10 Common Monitoring Queries#

# 1. Error rate as a percentage
sum(rate(http_requests_total{status_code=~"5.."}[5m]))
/ sum(rate(http_requests_total[5m])) * 100

# 2. Request throughput by endpoint
sum by (handler) (rate(http_requests_total[5m]))

# 3. p95 latency per service
histogram_quantile(0.95,
  sum by (le, job) (rate(http_request_duration_seconds_bucket[5m])))

# 4. CPU saturation (load average vs cores)
node_load1 / count without (cpu) (node_cpu_seconds_total{mode="idle"})

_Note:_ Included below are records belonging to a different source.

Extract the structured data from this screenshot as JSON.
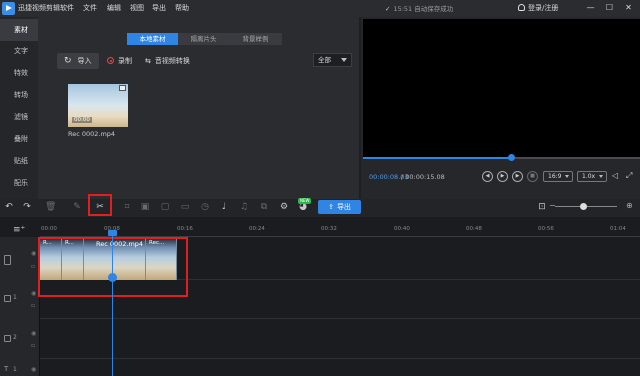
{
  "window": {
    "title": "迅捷视频剪辑软件",
    "menu": [
      "文件",
      "编辑",
      "视图",
      "导出",
      "帮助"
    ],
    "status": "15:51 自动保存成功",
    "login": "登录/注册",
    "controls": [
      "minimize-icon",
      "restore-icon",
      "close-icon"
    ]
  },
  "sidebar": {
    "items": [
      {
        "label": "素材",
        "active": true
      },
      {
        "label": "文字",
        "active": false
      },
      {
        "label": "特效",
        "active": false
      },
      {
        "label": "转场",
        "active": false
      },
      {
        "label": "滤镜",
        "active": false
      },
      {
        "label": "叠附",
        "active": false
      },
      {
        "label": "贴纸",
        "active": false
      },
      {
        "label": "配乐",
        "active": false
      }
    ]
  },
  "media": {
    "tabs": [
      {
        "label": "本地素材",
        "active": true
      },
      {
        "label": "隔离片头",
        "active": false
      },
      {
        "label": "背景样例",
        "active": false
      }
    ],
    "import_label": "导入",
    "record_label": "录制",
    "convert_label": "音视频转换",
    "filter_value": "全部",
    "items": [
      {
        "name": "Rec 0002.mp4",
        "duration": "00:00"
      }
    ]
  },
  "preview": {
    "current_time": "00:00:08.03",
    "total_time": "/ 00:00:15.08",
    "progress_fraction": 0.53,
    "aspect": "16:9",
    "speed": "1.0x"
  },
  "toolbar": {
    "export_label": "导出",
    "new_badge": "NEW",
    "accent_color": "#2f84e4",
    "highlight_color": "#e02020"
  },
  "timeline": {
    "ruler_ticks": [
      "00:00",
      "00:08",
      "00:16",
      "00:24",
      "00:32",
      "00:40",
      "00:48",
      "00:56",
      "01:04"
    ],
    "tracks": [
      {
        "label": "",
        "type": "video"
      },
      {
        "label": "1",
        "type": "picture"
      },
      {
        "label": "2",
        "type": "picture"
      },
      {
        "label": "1",
        "type": "text"
      }
    ],
    "clip": {
      "title": "Rec 0002.mp4",
      "frame_labels": [
        "R...",
        "R...",
        "Rec...",
        "Rec..."
      ]
    }
  }
}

# 5. Memory usage percentage per node
(1 - node_memory_MemAvailable_bytes / node_memory_MemTotal_bytes) * 100

# 6. Disk IOPS
sum by (instance) (rate(node_disk_reads_completed_total[5m])
  + rate(node_disk_writes_completed_total[5m]))

# 7. Container restart count in last hour
increase(kube_pod_container_status_restarts_total[1h])

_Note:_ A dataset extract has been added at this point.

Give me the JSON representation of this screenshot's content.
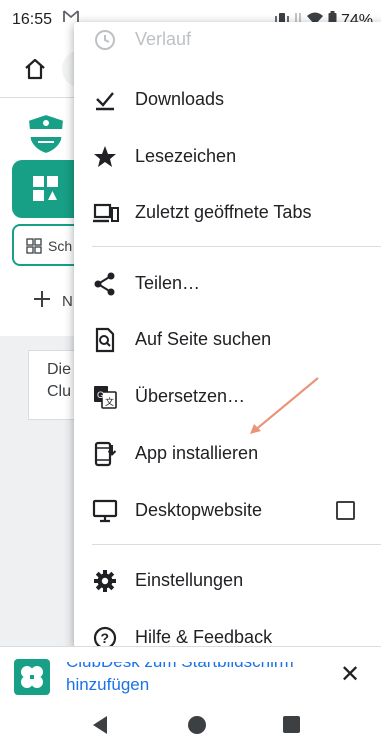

# 8. Network throughput per pod
sum by (pod) (rate(container_network_receive_bytes_total[5m])) * 8

# 9. PVC usage percentage
kubelet_volume_stats_used_bytes / kubelet_volume_stats_capacity_bytes * 100

# 10. Deployment replica availability
kube_deployment_status_available_replicas / kube_deployment_spec_replicas

Recording Rules#

Expensive queries that run frequently (dashboard panels refreshing every 15s, alerts evaluating every minute) should be converted to recording rules. Prometheus pre-computes the result and stores it as a new time series.

groups:
  - name: http_recording_rules
    interval: 30s
    rules:
      - record: job:http_requests:rate5m
        expr: sum by (job) (rate(http_requests_total[5m]))

      - record: job:http_errors:ratio5m
        expr: |
          sum by (job) (rate(http_requests_total{status_code=~"5.."}[5m]))
          / sum by (job) (rate(http_requests_total[5m]))

      - record: job:http_latency:p99_5m
        expr: |
          histogram_quantile(0.99,
            sum by (le, job) (rate(http_request_duration_seconds_bucket[5m])))

  - name: node_recording_rules
    rules:
      - record: instance:node_cpu:utilization5m
        expr: |
          1 - avg by (instance) (rate(node_cpu_seconds_total{mode="idle"}[5m]))

Naming convention: level:metric_name:operations. The level indicates the aggregation level (job, instance, namespace). The operations suffix describes what was applied (rate5m, ratio5m, p99_5m).

Use recording rules in your alerts and dashboards by referencing the recorded metric name directly: job:http_errors:ratio5m > 0.05 instead of the full expression. This reduces query load on Prometheus and makes alert rules more readable.